The plan Winthrop eventually uncovers is truly monstrous - in every sense
of the word. Can the forces of goodness foil Dracula yet again? Or will
the King of Vampires return in triumph to a defeated England at the head
of the Imperial German Army?
The Bloody Red Baron is a well-written piece of historical fiction.
Newman has captured the feel of the period quite well, with lots of anecdotal
details about the war for the skies over the Western Front and the horrors
of trench warfare and "no-man's land." The action is pretty much non-stop;
and at times the book is very exciting. Newman also brings to this book
a technique he used so well in Anno Dracula: the masterful mixture
of fictional (literary and cinematic) characters with actual historical
people. The dramatis personae of The Bloody Red Baron includes Dr. Mabuse,
Edgar Allen Poe, Rotwang, Dr. Caligari, Winston Churchill, Hermann Göring,
Captain Midnight, Franz Kafka, Herbert West (Reanimator), General "Blackjack"

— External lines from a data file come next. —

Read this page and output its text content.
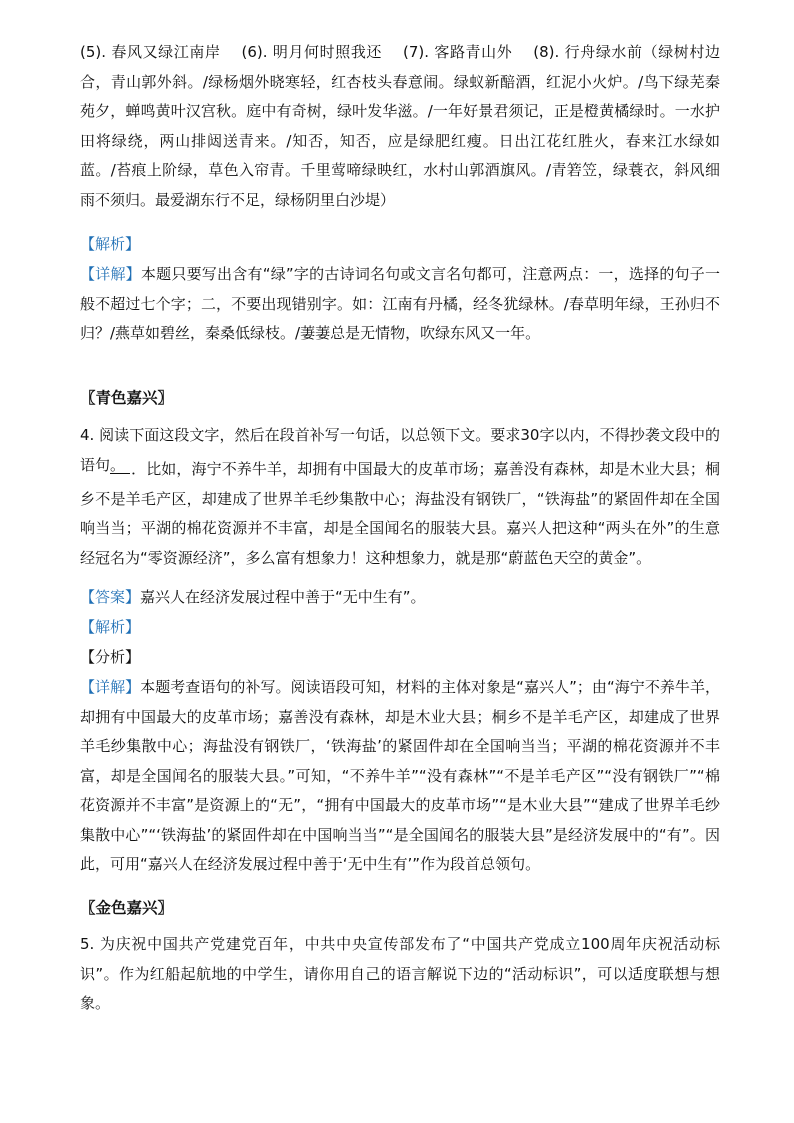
(5). 春风又绿江南岸　 (6). 明月何时照我还　 (7). 客路青山外　 (8). 行舟绿水前（绿树村边合，青山郭外斜。/绿杨烟外晓寒轻，红杏枝头春意闹。绿蚁新醅酒，红泥小火炉。/鸟下绿芜秦苑夕，蝉鸣黄叶汉宫秋。庭中有奇树，绿叶发华滋。/一年好景君须记，正是橙黄橘绿时。一水护田将绿绕，两山排闼送青来。/知否，知否，应是绿肥红瘦。日出江花红胜火，春来江水绿如蓝。/苔痕上阶绿，草色入帘青。千里莺啼绿映红，水村山郭酒旗风。/青箬笠，绿蓑衣，斜风细雨不须归。最爱湖东行不足，绿杨阴里白沙堤）

【解析】

【详解】本题只要写出含有“绿”字的古诗词名句或文言名句都可，注意两点：一，选择的句子一般不超过七个字；二，不要出现错别字。如：江南有丹橘，经冬犹绿林。/春草明年绿，王孙归不归？/燕草如碧丝，秦桑低绿枝。/萋萋总是无情物，吹绿东风又一年。

〖青色嘉兴〗

4. 阅读下面这段文字，然后在段首补写一句话，以总领下文。要求30字以内，不得抄袭文段中的语句。 ．比如，海宁不养牛羊，却拥有中国最大的皮革市场；嘉善没有森林，却是木业大县；桐乡不是羊毛产区，却建成了世界羊毛纱集散中心；海盐没有钢铁厂，“铁海盐”的紧固件却在全国响当当；平湖的棉花资源并不丰富，却是全国闻名的服装大县。嘉兴人把这种“两头在外”的生意经冠名为“零资源经济”，多么富有想象力！这种想象力，就是那“蔚蓝色天空的黄金”。

【答案】嘉兴人在经济发展过程中善于“无中生有”。

【解析】

【分析】

【详解】本题考查语句的补写。阅读语段可知，材料的主体对象是“嘉兴人”；由“海宁不养牛羊，却拥有中国最大的皮革市场；嘉善没有森林，却是木业大县；桐乡不是羊毛产区，却建成了世界羊毛纱集散中心；海盐没有钢铁厂，‘铁海盐’的紧固件却在全国响当当；平湖的棉花资源并不丰富，却是全国闻名的服装大县。”可知，“不养牛羊”“没有森林”“不是羊毛产区”“没有钢铁厂”“棉花资源并不丰富”是资源上的“无”，“拥有中国最大的皮革市场”“是木业大县”“建成了世界羊毛纱集散中心”“‘铁海盐’的紧固件却在中国响当当”“是全国闻名的服装大县”是经济发展中的“有”。因此，可用“嘉兴人在经济发展过程中善于‘无中生有’”作为段首总领句。

〖金色嘉兴〗

5. 为庆祝中国共产党建党百年，中共中央宣传部发布了“中国共产党成立100周年庆祝活动标识”。作为红船起航地的中学生，请你用自己的语言解说下边的“活动标识”，可以适度联想与想象。
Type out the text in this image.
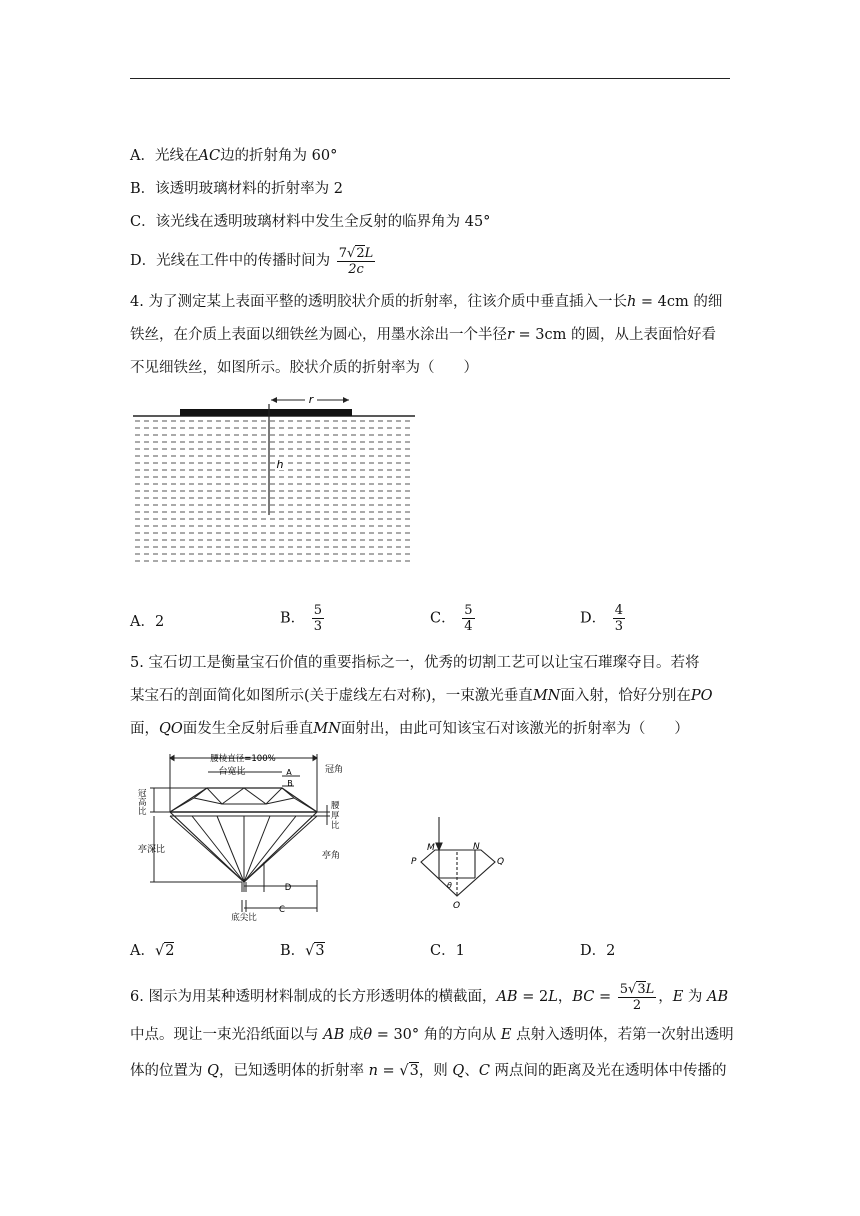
A．光线在AC边的折射角为 60°
B．该透明玻璃材料的折射率为 2
C．该光线在透明玻璃材料中发生全反射的临界角为 45°
D．光线在工件中的传播时间为 $\frac{7√2L}{2c}$
4. 为了测定某上表面平整的透明胶状介质的折射率，往该介质中垂直插入一长h = 4cm 的细
铁丝，在介质上表面以细铁丝为圆心，用墨水涂出一个半径r = 3cm 的圆，从上表面恰好看
不见细铁丝，如图所示。胶状介质的折射率为（　　）
r
h
A．2	B． $\frac{5}{3}$	C． $\frac{5}{4}$	D． $\frac{4}{3}$
5. 宝石切工是衡量宝石价值的重要指标之一，优秀的切割工艺可以让宝石璀璨夺目。若将
某宝石的剖面简化如图所示(关于虚线左右对称)，一束激光垂直MN面入射，恰好分别在PO
面，QO面发生全反射后垂直MN面射出，由此可知该宝石对该激光的折射率为（　　）
腰棱直径=100%
台宽比	A
B
冠角
冠
高
比
腰
厚
比
亭深比
亭角
D
C
底尖比
M	N
P	Q
O
θ
A．√2	B．√3	C．1	D．2
6. 图示为用某种透明材料制成的长方形透明体的横截面，AB = 2L，BC = $\frac{5√3L}{2}$ ，E 为 AB
中点。现让一束光沿纸面以与 AB 成θ = 30° 角的方向从 E 点射入透明体，若第一次射出透明
体的位置为 Q，已知透明体的折射率 n = √3，则 Q、C 两点间的距离及光在透明体中传播的
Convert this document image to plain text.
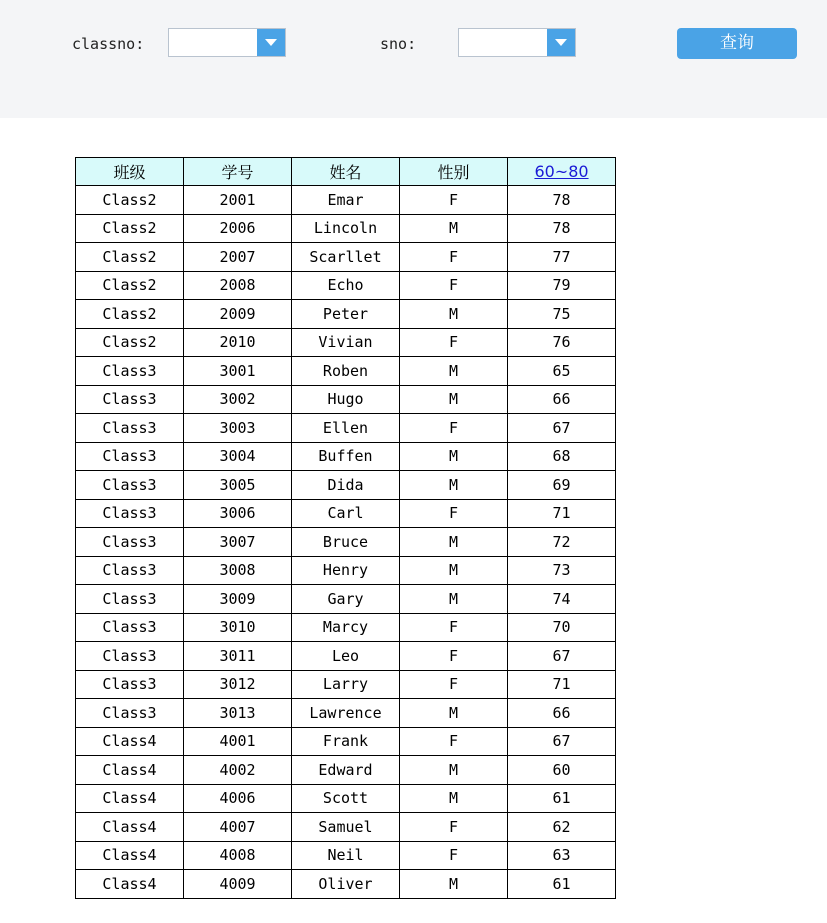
classno:	sno:	查询
班级	学号	姓名	性别	60~80
Class2	2001	Emar	F	78
Class2	2006	Lincoln	M	78
Class2	2007	Scarllet	F	77
Class2	2008	Echo	F	79
Class2	2009	Peter	M	75
Class2	2010	Vivian	F	76
Class3	3001	Roben	M	65
Class3	3002	Hugo	M	66
Class3	3003	Ellen	F	67
Class3	3004	Buffen	M	68
Class3	3005	Dida	M	69
Class3	3006	Carl	F	71
Class3	3007	Bruce	M	72
Class3	3008	Henry	M	73
Class3	3009	Gary	M	74
Class3	3010	Marcy	F	70
Class3	3011	Leo	F	67
Class3	3012	Larry	F	71
Class3	3013	Lawrence	M	66
Class4	4001	Frank	F	67
Class4	4002	Edward	M	60
Class4	4006	Scott	M	61
Class4	4007	Samuel	F	62
Class4	4008	Neil	F	63
Class4	4009	Oliver	M	61
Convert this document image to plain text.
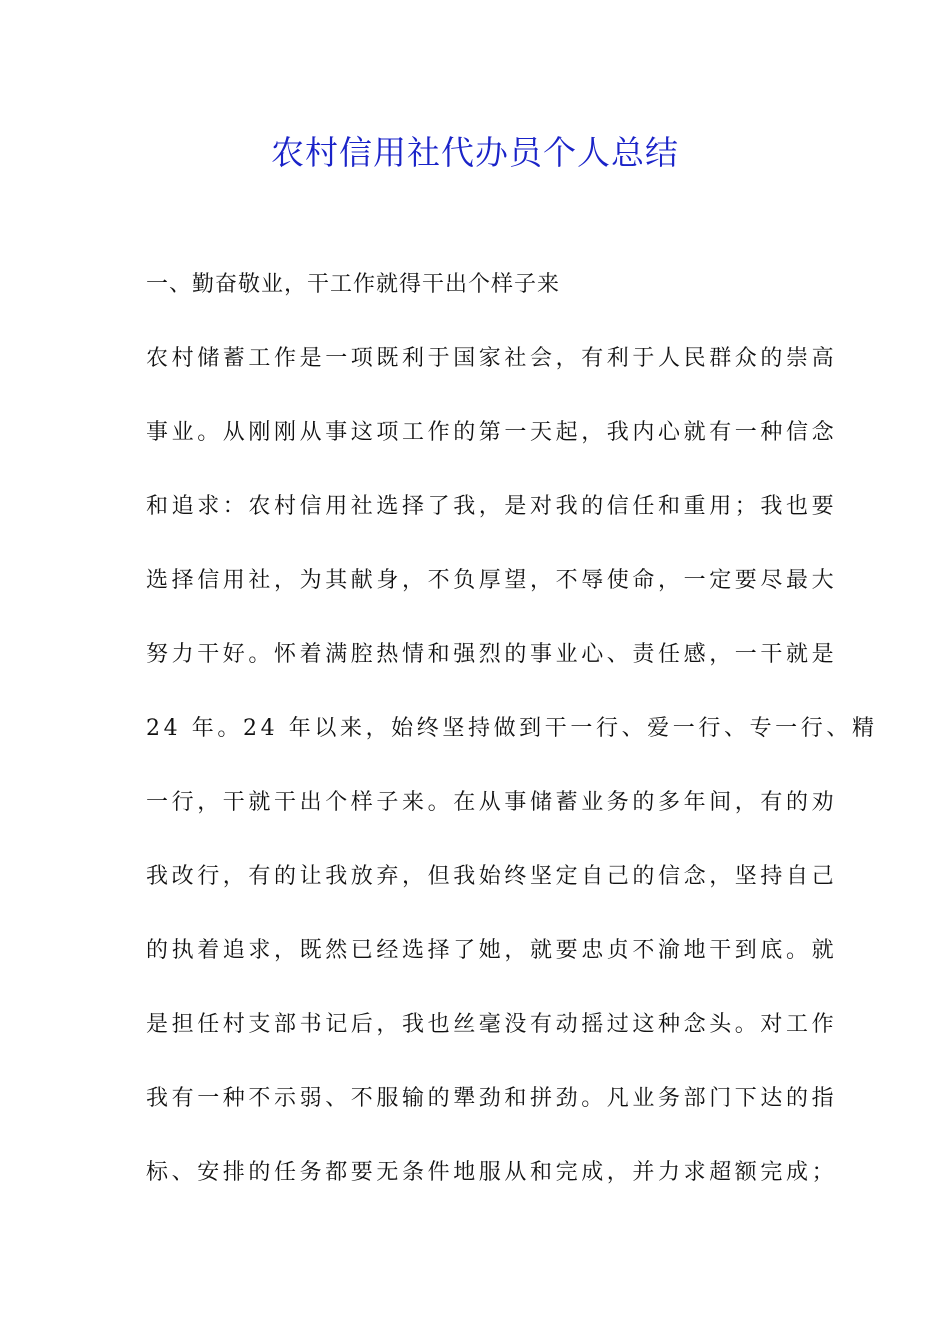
农村信用社代办员个人总结
一、勤奋敬业，干工作就得干出个样子来
农村储蓄工作是一项既利于国家社会，有利于人民群众的崇高
事业。从刚刚从事这项工作的第一天起，我内心就有一种信念
和追求：农村信用社选择了我，是对我的信任和重用；我也要
选择信用社，为其献身，不负厚望，不辱使命，一定要尽最大
努力干好。怀着满腔热情和强烈的事业心、责任感，一干就是
24 年。24 年以来，始终坚持做到干一行、爱一行、专一行、精
一行，干就干出个样子来。在从事储蓄业务的多年间，有的劝
我改行，有的让我放弃，但我始终坚定自己的信念，坚持自己
的执着追求，既然已经选择了她，就要忠贞不渝地干到底。就
是担任村支部书记后，我也丝毫没有动摇过这种念头。对工作
我有一种不示弱、不服输的犟劲和拼劲。凡业务部门下达的指
标、安排的任务都要无条件地服从和完成，并力求超额完成；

Pershing, Mata Hari, Hanns Heinz Ewers, Robur (the Conqueror), Dr. Moreau,
Baron Manfred von Richthofen, and many, many more ... as well, of course,
as Dracula himself.
I'm not sure how well some of the Victorian Gothic elements which worked
so well in Anno Dracula have been translated into the context of
WWI - but this is at most a minor quibble. The Bloody Red Baron
is an enjoyable read; and I recommend it to anyone who likes vampire stories
as well as to anyone who enjoys a well- crafted "alternate history" story.